俊哉と莉央の旅行に雅子や宏伸は渋い顔をしていたが、妹と旅行に出掛けることの何が悪いのかと言い張る俊哉に押しきられて二人は渋々旅行を認めた。
これは兄と妹の旅行。それだけだ。

 サングラスをかけた俊哉が車を発進させる。車内のBGMは11年前に解散した伝説のロックバンド、emperor《エンペラー》の音楽。時々歌詞を口ずさむ俊哉は機嫌が良さそうだ。

流れていく街の景色。街路樹の桜の木々のおかげで街が淡いピンク色に色付いていた。

 午前8時に東京の自宅を出発して午前10時には山梨県内のいちご農園に到着した。今日はよく晴れて春の日差しが気持ちいい。
いちご農園も観光客で賑わっている。

『今日はお兄ちゃんって呼ぶのは禁止』
「えっ?」
『俺は今日と明日はお前の兄ちゃんやる気はない。だからそのつもりでいてくれ』

 農園の駐車場で俊哉は莉央の手を繋ぐ。表向きは兄と妹の旅行でも、彼は本当にそうするつもりはないようだ。

「じゃあ何て呼べば……」
『普通に名前でいい。俊哉って呼んでみろよ』
「と……し……や……?」
『初めて言葉覚えた赤ん坊みたいになってるぞ』

陽気に笑う俊哉につられて莉央も笑顔になる。今日も俊哉はあの根岸響子とお揃いのコロンをつけていた。
それが何を意味するのか俊哉に聞かなくてもわかる。響子は俊哉の恋人だ。

(他に恋人がいるのにどうして私を女として求めるの?)

莉央の笑顔の裏に潜む翳りに今の俊哉は気付かない。

『食べ放題だからって食べ過ぎてぶくぶくに太るなよ』
「太りませんっ!」

軽口を言い合っていちごを摘み、甘いいちごをその場で頬張った。

『お、そのいちご旨そう』

 莉央が摘んだ真っ赤ないちごを俊哉は莉央の手首を掴んで自分の口に運ぶ。ここでは彼らを兄妹だと知る者はいない。
傍目にはいちゃついているカップルに見えるだろう。

『顔赤いぞ。

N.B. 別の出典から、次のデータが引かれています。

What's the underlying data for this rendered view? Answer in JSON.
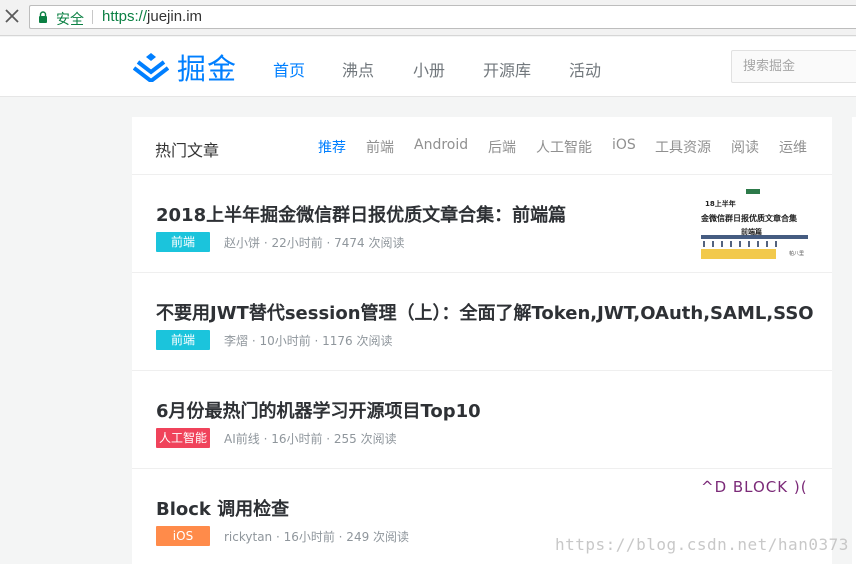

莉央の顔がいちごみたいだな』
「だって……」
『これくらいで顔赤くするんだもんな。それ以上に恥ずかしいこと俺と沢山やってんだから、今さら恥ずかしがることねぇのに。莉央はいつまでもウブって言うか純情って言うか。そこが可愛いけどな』

やはり今日の俊哉はいつもと違う。彼は莉央を妹として扱っていない。